In 1969, when the Sikhs of Yuba City were celebrating the 500th Birth Anniversary of Guru Nanak Dev Ji, a historic decision was taken to develop a beautiful complex to be named as Sikh Temple Tierra Buena. Luckily the renowned historian, Dr. Ganda Singh was present on this historic occasion.

With the initial donation of three acres of land by Purewal brothers, S. Bakhtwarar Singh and S. Udham Singh, complex has now spread to over 27 acres of area which can rightly claim to the biggest one outside India. It includes a vast main Diwan Hall, a dining hall, a library and school rooms for teaching Punjabi and Sikh religion. Besides there are extensive hockey, soccer, and basketball grounds. There is also a sprawling parking lot.

There are facilities for the teaching of Punjabi, Kirtan, Akhand Path, Tabla and Harmonium. A senior designer with Caltrans, Patricia West is an outstanding student of Punjabi and Gurbani. In the gurdwara, congregations (diwans) are held regularly every morning and evening. As a Di Var and Rehras paths are recited in the morning and evening respectively on every Saturday large diwans is held.

Two special events that are observed every year have become very popular all over North America, Guru Granth Sahib Gurgaddi Diwas and the sports tournament.

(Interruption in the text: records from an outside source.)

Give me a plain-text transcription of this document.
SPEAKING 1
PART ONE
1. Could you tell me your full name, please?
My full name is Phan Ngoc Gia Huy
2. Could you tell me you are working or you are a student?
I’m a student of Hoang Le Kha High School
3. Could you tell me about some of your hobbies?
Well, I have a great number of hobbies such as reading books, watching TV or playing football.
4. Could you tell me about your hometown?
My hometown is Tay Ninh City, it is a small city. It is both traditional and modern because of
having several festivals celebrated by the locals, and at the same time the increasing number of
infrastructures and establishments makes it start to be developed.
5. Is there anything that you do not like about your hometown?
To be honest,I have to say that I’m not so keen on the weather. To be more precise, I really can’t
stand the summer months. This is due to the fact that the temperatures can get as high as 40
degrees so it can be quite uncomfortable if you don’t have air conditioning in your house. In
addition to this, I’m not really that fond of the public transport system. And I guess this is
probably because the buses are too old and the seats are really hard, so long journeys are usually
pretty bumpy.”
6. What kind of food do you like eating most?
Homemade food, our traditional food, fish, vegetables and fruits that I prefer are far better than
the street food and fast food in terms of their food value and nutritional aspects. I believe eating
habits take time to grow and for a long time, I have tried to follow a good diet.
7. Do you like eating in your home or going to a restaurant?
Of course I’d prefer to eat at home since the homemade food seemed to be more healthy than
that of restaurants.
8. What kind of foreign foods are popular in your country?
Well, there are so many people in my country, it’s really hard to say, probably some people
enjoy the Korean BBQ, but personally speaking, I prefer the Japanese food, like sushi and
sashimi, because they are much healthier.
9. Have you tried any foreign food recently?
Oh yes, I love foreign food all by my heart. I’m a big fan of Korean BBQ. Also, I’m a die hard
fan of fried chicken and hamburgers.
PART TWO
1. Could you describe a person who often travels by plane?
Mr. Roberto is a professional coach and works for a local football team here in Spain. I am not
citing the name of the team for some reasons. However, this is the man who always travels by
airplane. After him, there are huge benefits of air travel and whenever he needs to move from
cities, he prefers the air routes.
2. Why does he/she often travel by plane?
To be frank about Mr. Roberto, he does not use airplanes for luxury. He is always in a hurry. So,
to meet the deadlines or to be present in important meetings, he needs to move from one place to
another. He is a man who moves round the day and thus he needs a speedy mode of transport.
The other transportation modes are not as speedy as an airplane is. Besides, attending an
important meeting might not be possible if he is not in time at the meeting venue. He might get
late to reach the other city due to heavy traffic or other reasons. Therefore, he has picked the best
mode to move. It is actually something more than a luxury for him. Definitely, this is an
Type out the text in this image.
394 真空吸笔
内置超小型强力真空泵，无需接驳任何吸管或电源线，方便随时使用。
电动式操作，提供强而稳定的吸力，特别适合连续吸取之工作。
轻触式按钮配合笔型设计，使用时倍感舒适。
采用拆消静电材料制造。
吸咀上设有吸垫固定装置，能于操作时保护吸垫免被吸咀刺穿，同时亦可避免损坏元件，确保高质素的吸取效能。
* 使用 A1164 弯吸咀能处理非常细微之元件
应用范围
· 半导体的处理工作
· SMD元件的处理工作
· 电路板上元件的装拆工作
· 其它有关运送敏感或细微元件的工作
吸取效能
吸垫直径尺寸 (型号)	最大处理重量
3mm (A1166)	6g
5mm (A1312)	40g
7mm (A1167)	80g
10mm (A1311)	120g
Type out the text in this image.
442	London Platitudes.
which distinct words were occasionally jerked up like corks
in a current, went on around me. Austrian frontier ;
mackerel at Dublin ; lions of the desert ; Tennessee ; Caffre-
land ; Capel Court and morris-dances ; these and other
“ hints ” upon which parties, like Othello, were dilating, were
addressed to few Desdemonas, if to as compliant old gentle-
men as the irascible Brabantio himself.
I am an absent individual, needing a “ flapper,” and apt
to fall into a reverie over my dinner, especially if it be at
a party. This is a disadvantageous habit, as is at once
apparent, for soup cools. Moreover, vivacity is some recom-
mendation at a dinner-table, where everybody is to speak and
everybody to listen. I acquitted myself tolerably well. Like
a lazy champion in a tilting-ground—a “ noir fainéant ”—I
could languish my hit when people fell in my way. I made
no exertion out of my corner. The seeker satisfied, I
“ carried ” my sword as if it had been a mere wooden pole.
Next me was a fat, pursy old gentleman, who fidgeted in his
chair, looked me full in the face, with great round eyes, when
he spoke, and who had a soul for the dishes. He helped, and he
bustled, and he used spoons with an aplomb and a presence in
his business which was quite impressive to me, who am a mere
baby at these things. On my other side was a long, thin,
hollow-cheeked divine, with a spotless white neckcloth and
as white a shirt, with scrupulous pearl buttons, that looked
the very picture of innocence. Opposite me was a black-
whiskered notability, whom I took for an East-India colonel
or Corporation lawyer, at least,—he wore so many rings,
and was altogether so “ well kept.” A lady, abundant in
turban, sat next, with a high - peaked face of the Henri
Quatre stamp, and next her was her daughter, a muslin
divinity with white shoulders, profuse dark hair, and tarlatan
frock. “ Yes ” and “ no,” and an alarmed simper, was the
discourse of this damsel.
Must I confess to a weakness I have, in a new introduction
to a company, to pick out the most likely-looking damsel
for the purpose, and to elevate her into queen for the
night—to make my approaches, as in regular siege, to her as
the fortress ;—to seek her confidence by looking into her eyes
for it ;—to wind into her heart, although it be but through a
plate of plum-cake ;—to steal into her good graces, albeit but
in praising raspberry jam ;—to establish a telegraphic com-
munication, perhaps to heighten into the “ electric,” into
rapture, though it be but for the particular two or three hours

Sports tournament is held in the 1st week of April in which teams from and far and near participate. This tournament is open to all communities and is observed in the same spirit as Baisakhi in Punjab.

Guru Granth Sahib Gurgaddi Diwas, which is observed on the Ist Sunday of November every year, has become the most popular event of the Sikhs in the whole of North America. Kirtan Jathas and Sikh scholars come from all parts of the world to participate in it. A colorful religious procession on the pattern of Nagar Kirtan is taken out which goes winding around its well defined course. Colorful floats depicting scenes from Sikh history and culture are the special highlights of the occasion.

Other important activities:

Memorial services (Ardas) were held in memory of the victims of the space shuttle tragedy.

During the unprecedented floods of 1986 that were caused by the breach in the levee, this gurdwara building served as a refugee center. Nearly 300 flood affected people were provided with shelter and free food (langar) was served to them for three days. In addition, the gurdwara management donated $5000.00 towards relief for the flood victims through the local Red Cross.

On the occasion of Lady Liberty’s celebrations in July, the gurdwara sangat presented a huge National flag which was presented to the Mayor by the Management Chairman S. Gurpal singh Bains while ceremonial salute was presented by four Sikhs dressed in traditional Sikh attire with swords etc. The flag was hand prepared by S. Kewal Singh Purewal, a local Sikh resident.

In recognition of Sikh community’s contribution in the socioeconomic field of the County, the Sutter County Library arranged a special exhibition of paintings, books, handicrafts relating to Sikh religion and culture. A video on Taj Mahal prepare by H.S. Chahal was shown on October 2, 1986. Importance of turbans and the technique to tie it was also demonstrated. Nearly 150 Americans also tried turbans on their heads.

Yuba City Council declared November as Guru Granth Sahib Month and displayed Sikh books and paintings in the City Hall. Sutter County also dedicated the first week of November to Guru Granth Sahib. Local Assemblyman (now Congressman) Wally Herger steered the resolution in the Board of Supervisors. Gurdwara was also given a facelift.